Here are the pieces after slashing. Front:

and back:

It is probably hard to tell from the pictures what I did so I will explain as best I can!

This is typically a way to add to the bustline without adding to the waist or shoulder measurements. You make the slashes as shown, and then push the pattern outwards from the point where the 2 slashes almost meet. This makes the horizontal slash expand, which lengthens the side seams and keeps the shape in proportion with the expanding bust measurement. If you don't want to add to the wasit measurement, you simply match the slash up the bottom. If like me you want to add some width, simply spread at the bottom and set at the desired measurement. I did the horizontal slash at the underarm notch simply for reference, and made it 6cm long on both pieces. I made the vertical slash .5cm away from the end of the horizontal slash and checked to make sure it was not going through the waist darts. The vertical slash is essentially what is adding width to the bust as well as the waist. In order to do this without altering the shoulder, I cut the slash right up to the edge of the paper without actually cutting it apart. Then I adjusted the spread to add 0.8cm to the bust and 0.25 to the waist. This resulted in adding 3.2cm to the bustline and 1cm to the waist (explanation below). Note: Unless you are very confident in your skills, I recommend that you alter all pieces to the same measurements, otherwise they will not match up!

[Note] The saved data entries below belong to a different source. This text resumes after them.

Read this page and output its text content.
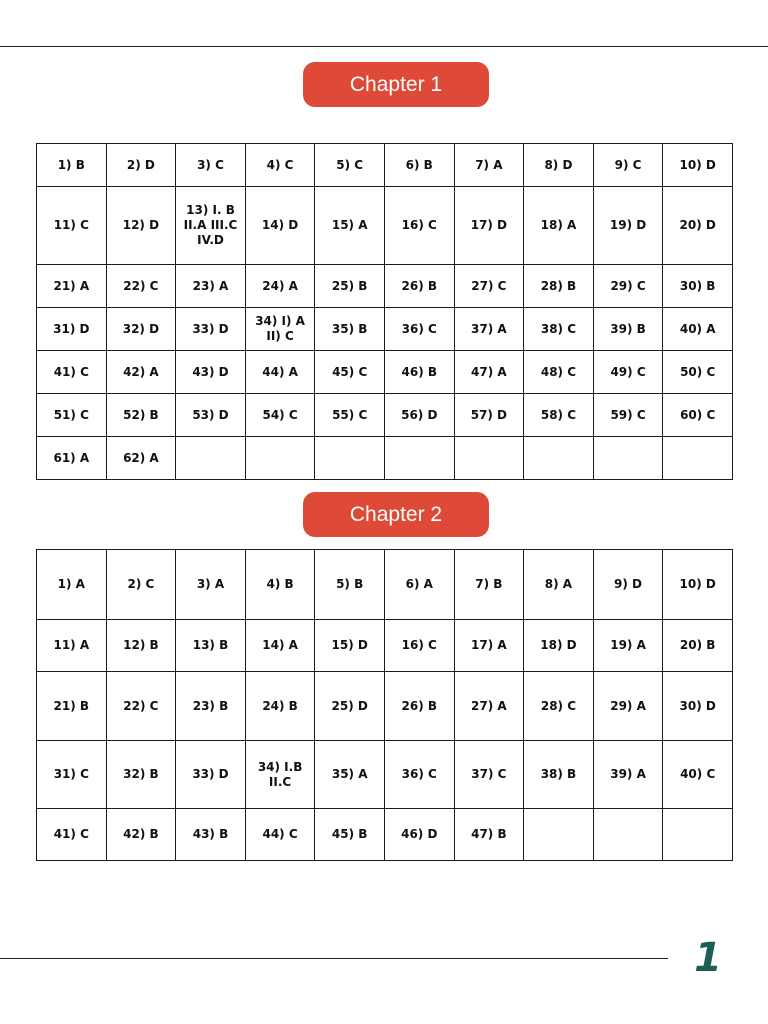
Chapter 1
1) B	2) D	3) C	4) C	5) C	6) B	7) A	8) D	9) C	10) D
11) C	12) D	13) I. B
II.A III.C
IV.D	14) D	15) A	16) C	17) D	18) A	19) D	20) D
21) A	22) C	23) A	24) A	25) B	26) B	27) C	28) B	29) C	30) B
31) D	32) D	33) D	34) I) A
II) C	35) B	36) C	37) A	38) C	39) B	40) A
41) C	42) A	43) D	44) A	45) C	46) B	47) A	48) C	49) C	50) C
51) C	52) B	53) D	54) C	55) C	56) D	57) D	58) C	59) C	60) C
61) A	62) A								
Chapter 2
1) A	2) C	3) A	4) B	5) B	6) A	7) B	8) A	9) D	10) D
11) A	12) B	13) B	14) A	15) D	16) C	17) A	18) D	19) A	20) B
21) B	22) C	23) B	24) B	25) D	26) B	27) A	28) C	29) A	30) D
31) C	32) B	33) D	34) I.B
II.C	35) A	36) C	37) C	38) B	39) A	40) C
41) C	42) B	43) B	44) C	45) B	46) D	47) B			
1
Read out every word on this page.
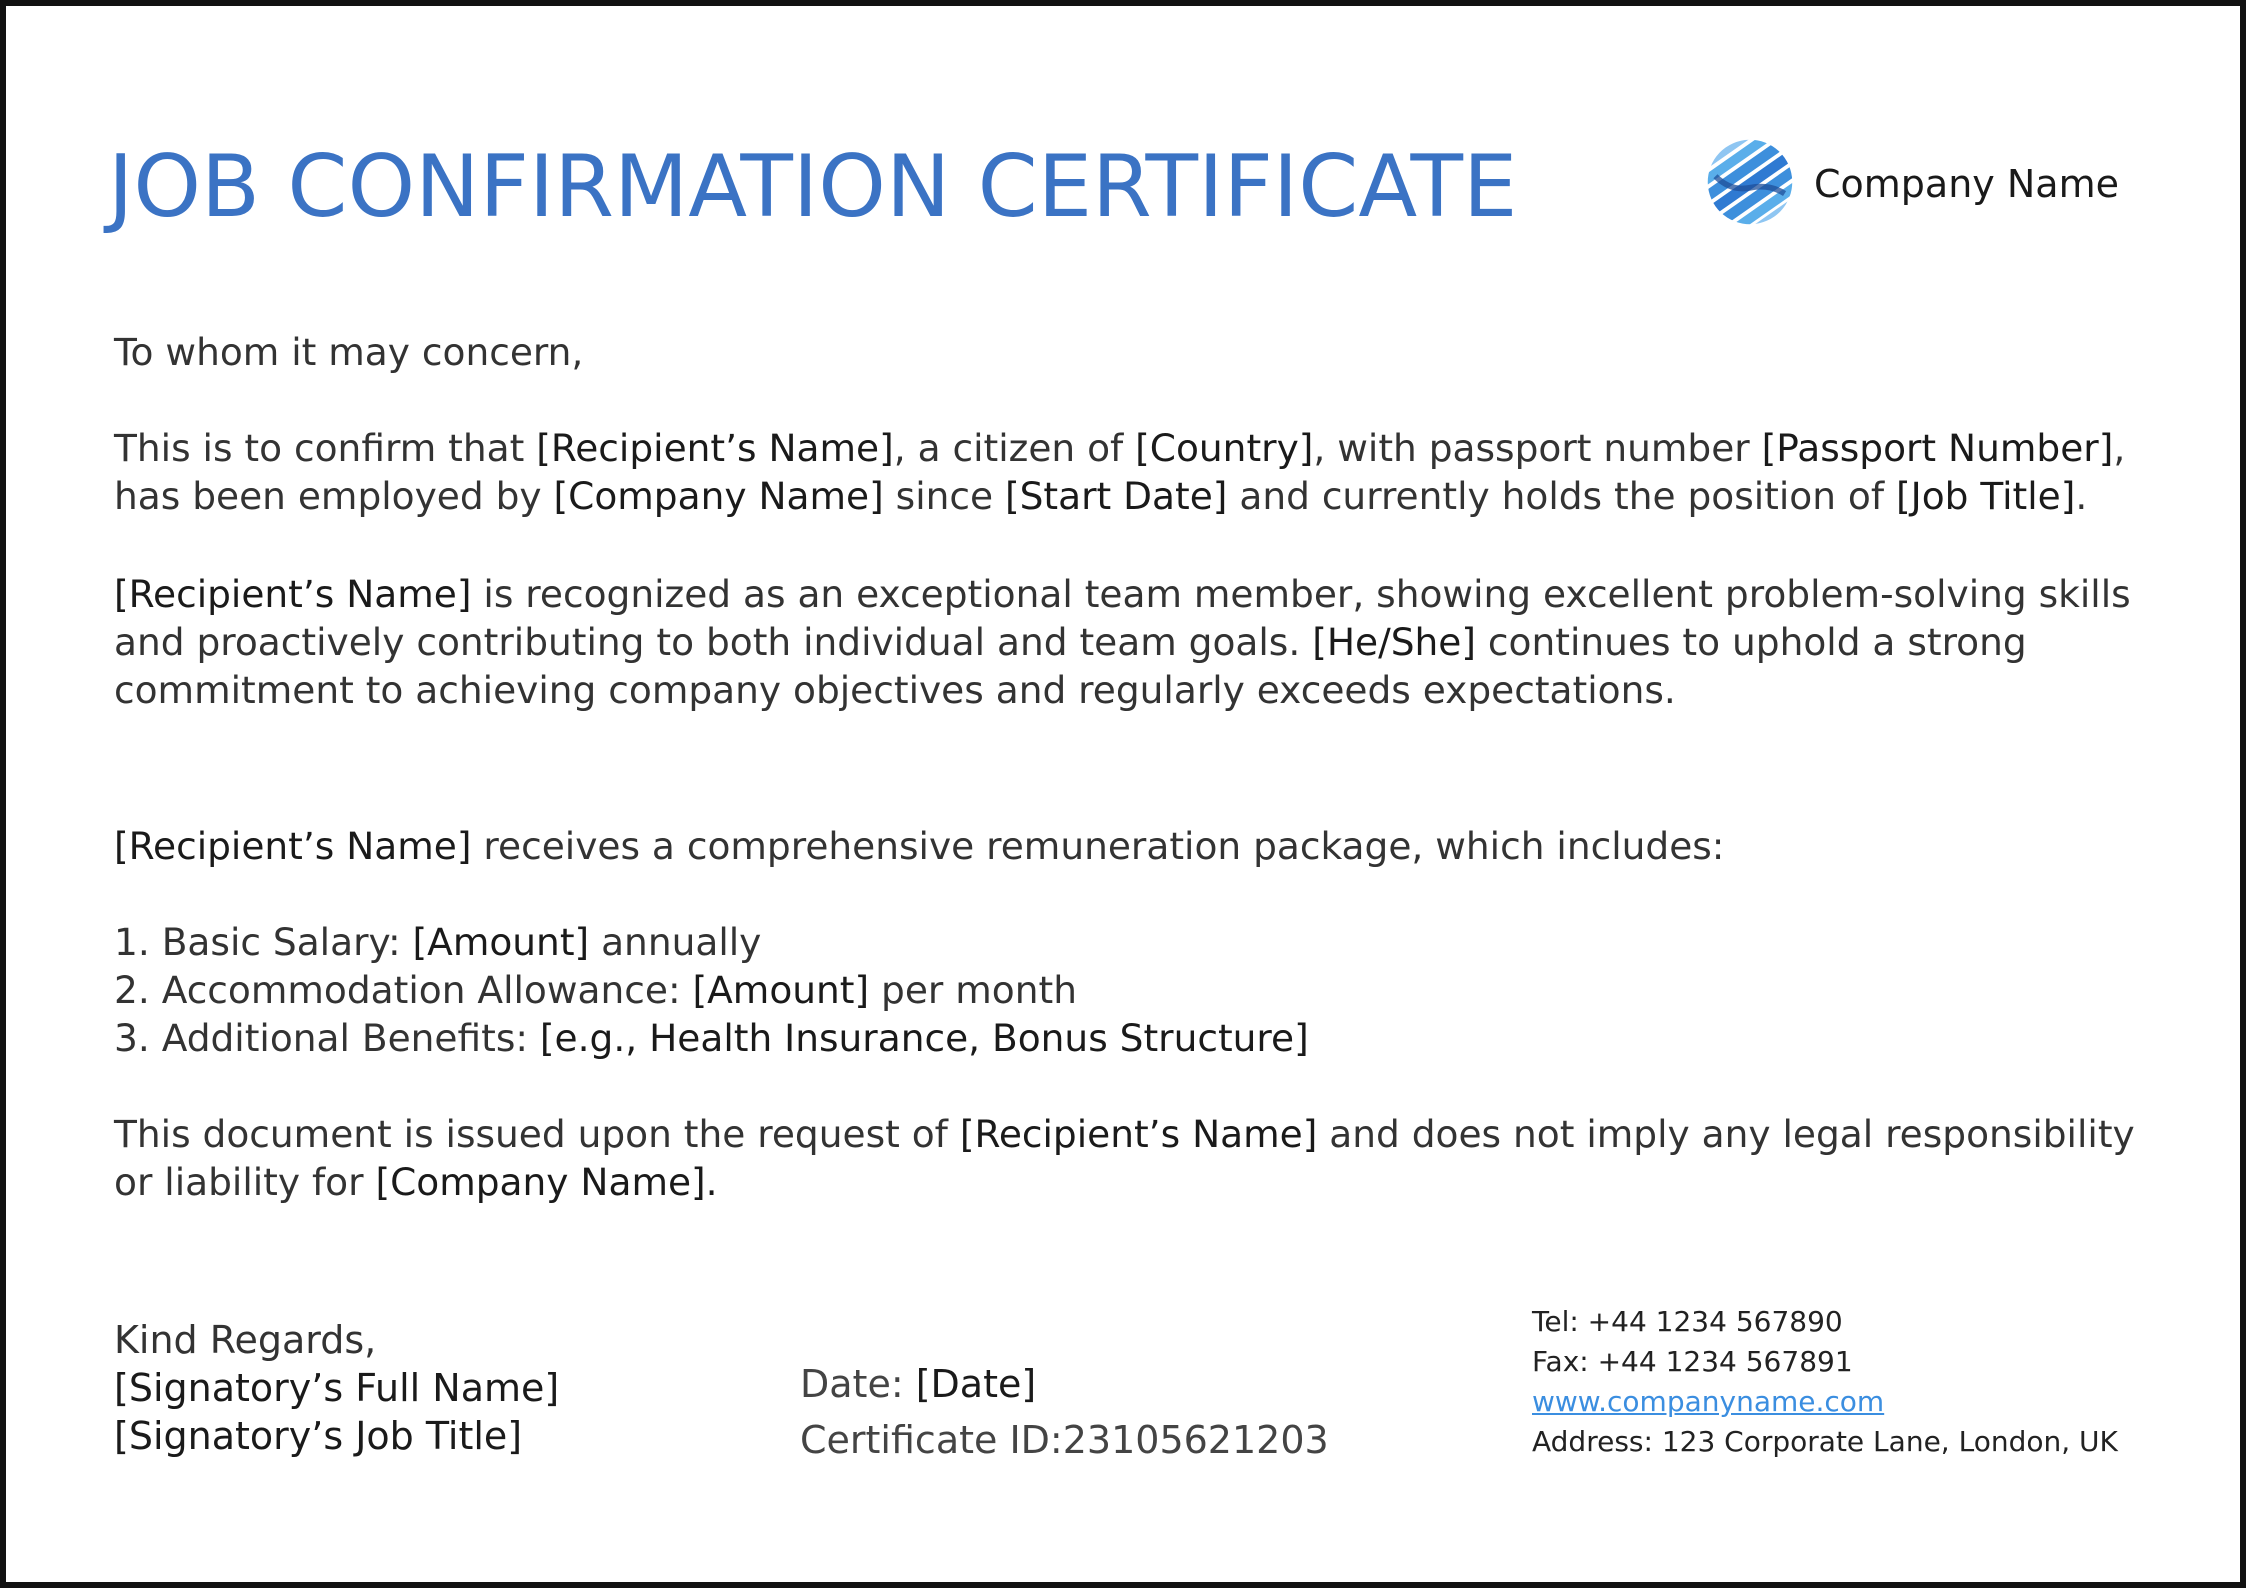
JOB CONFIRMATION CERTIFICATE	Company Name

To whom it may concern,

This is to confirm that [Recipient’s Name], a citizen of [Country], with passport number [Passport Number],
has been employed by [Company Name] since [Start Date] and currently holds the position of [Job Title].

[Recipient’s Name] is recognized as an exceptional team member, showing excellent problem-solving skills
and proactively contributing to both individual and team goals. [He/She] continues to uphold a strong
commitment to achieving company objectives and regularly exceeds expectations.

[Recipient’s Name] receives a comprehensive remuneration package, which includes:

1. Basic Salary: [Amount] annually
2. Accommodation Allowance: [Amount] per month
3. Additional Benefits: [e.g., Health Insurance, Bonus Structure]

This document is issued upon the request of [Recipient’s Name] and does not imply any legal responsibility
or liability for [Company Name].

Kind Regards,
[Signatory’s Full Name]
[Signatory’s Job Title]
Date: [Date]
Certificate ID:23105621203
Tel: +44 1234 567890
Fax: +44 1234 567891
www.companyname.com
Address: 123 Corporate Lane, London, UK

Next I traced new pattern pieces from the altered ones, and used those to cut out the fabric.

I admit that pattern cutting can be frustrating, but it is one of those things that will get easier with practice and experimentation. Don't give up if it doesn't always work, sometimes you have to go through several toiles before you get it right. And remember, a little goes a long way! Whatever measurement you add to the pattern you are really adding 4x that (left front, right front, left back, right back)..for example if you add 1cm to the wasit on the pattern you will have added 4cm to the garment (1cm x 4). Measure whenever possible, but sometimes you just have to guess (and that can often be the best way to learn)!